Ning Hao has had a rough time lately. After debuting his previous film, Crazy Racer, the Chinese director went on to make a film about a criminal defense lawyer stuck in the desert of China after winning a case for a falcon poacher. The film was rejected by the Chinese censorship boards for five years, forcing Ning Hao to cut and recut the film over and over again until, five years later, they finally approved a version for theatrical release. The final cut is somewhat of a mixed bag, with lots to love, and a lot that simply doesn’t work. But what’s clear is that the film was made by a director with nothing but earnest love for westerns, George Miller, and genre filmmaking as a whole.
The most notable aspect of No Man’s Land is the style and art direction, almost directly quoting the multitude of films that inspired it. It’s as if a Sergio Leone film and The Road Warrior got together and had a baby with the Coen Brothers’ sense of humor. The people of the desert wear worn-down leather coats, brandish knives and four-barrel hand cannons, and live in bizarre huts. The score evokes the trumpet solos of Ennio Morricone, and the tobacco-filtered amber color palette of the desert looks of-a-piece with Mexico in Breaking Bad. If nothing else, the film certainly evokes a certain mood, especially when placing the lead character in a world so very alien to him and his finely pressed suits. Hell, there’s even a Lee Van Cleef lookalike, playing the most Lee Van Cleef character ever put on screen. It’s the kind of film that feels far more interesting and fun in the abstract than what’s actually happening at any given moment on screen.
The storytelling is rather rote, and finds no inspiration from all the genres it culls from to make this standard redemption and morality play ever come off as anything other than marking time. Opening with a story about monkeys uniting for the common good as the birth of civilization, the film’s funnier, grittier moments are at odds with the redemption arc. The momentum continuously stalls out, opting for a bizarre “red light-green light” approach that makes the story feel like it never truly begins or ends, content only to happen in short bursts that rarely make up for the stuttered pacing. Compared to the films it draws from, it’s a rather sluggish affair, rarely offering up enough stylistic flourish or narrative hooks to keep the viewer engaged with what’s happening to the characters.

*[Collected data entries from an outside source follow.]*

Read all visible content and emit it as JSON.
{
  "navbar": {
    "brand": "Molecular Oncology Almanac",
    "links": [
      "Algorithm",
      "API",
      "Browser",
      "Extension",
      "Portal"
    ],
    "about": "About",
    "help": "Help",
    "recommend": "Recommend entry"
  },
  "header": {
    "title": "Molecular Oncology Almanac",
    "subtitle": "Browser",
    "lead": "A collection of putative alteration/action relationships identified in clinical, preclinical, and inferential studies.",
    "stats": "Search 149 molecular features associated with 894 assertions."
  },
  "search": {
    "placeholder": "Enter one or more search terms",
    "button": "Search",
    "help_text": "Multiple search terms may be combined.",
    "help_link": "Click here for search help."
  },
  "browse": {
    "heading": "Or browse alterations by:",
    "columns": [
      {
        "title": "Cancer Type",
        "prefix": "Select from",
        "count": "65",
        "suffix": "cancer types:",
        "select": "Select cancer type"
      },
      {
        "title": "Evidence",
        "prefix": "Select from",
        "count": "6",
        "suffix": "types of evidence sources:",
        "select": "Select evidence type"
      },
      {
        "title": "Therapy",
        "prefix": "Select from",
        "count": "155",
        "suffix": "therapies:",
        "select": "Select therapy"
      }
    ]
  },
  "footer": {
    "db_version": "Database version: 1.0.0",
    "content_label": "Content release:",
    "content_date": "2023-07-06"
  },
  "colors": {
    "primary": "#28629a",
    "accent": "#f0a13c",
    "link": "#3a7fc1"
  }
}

The real failings come into light by the finale, which has an opportunity to be incredibly satisfying and poignant, but only raises more questions than it answers, and tacks on a moralizing ending that is neither earned nor in keeping with anything that has come before. The creative art direction and unique locale can only sustain interest long enough before the tedium sets in, rushing things to a conclusion that is as uninteresting as what came before. That said, it’s hard not to appreciate everything leading up to the final scene, which is so painfully obvious in its visual metaphor that I actually felt like groaning out loud about it. It’s unfortunate that a film like this is unable, then, to achieve any of its potential due to government censors meddling with it. But one has to wonder, was the film all that much better beforehand? It certainly might have been more fun, but the moralization of the script feels like it was there from the start, only accentuated by pressure to do so.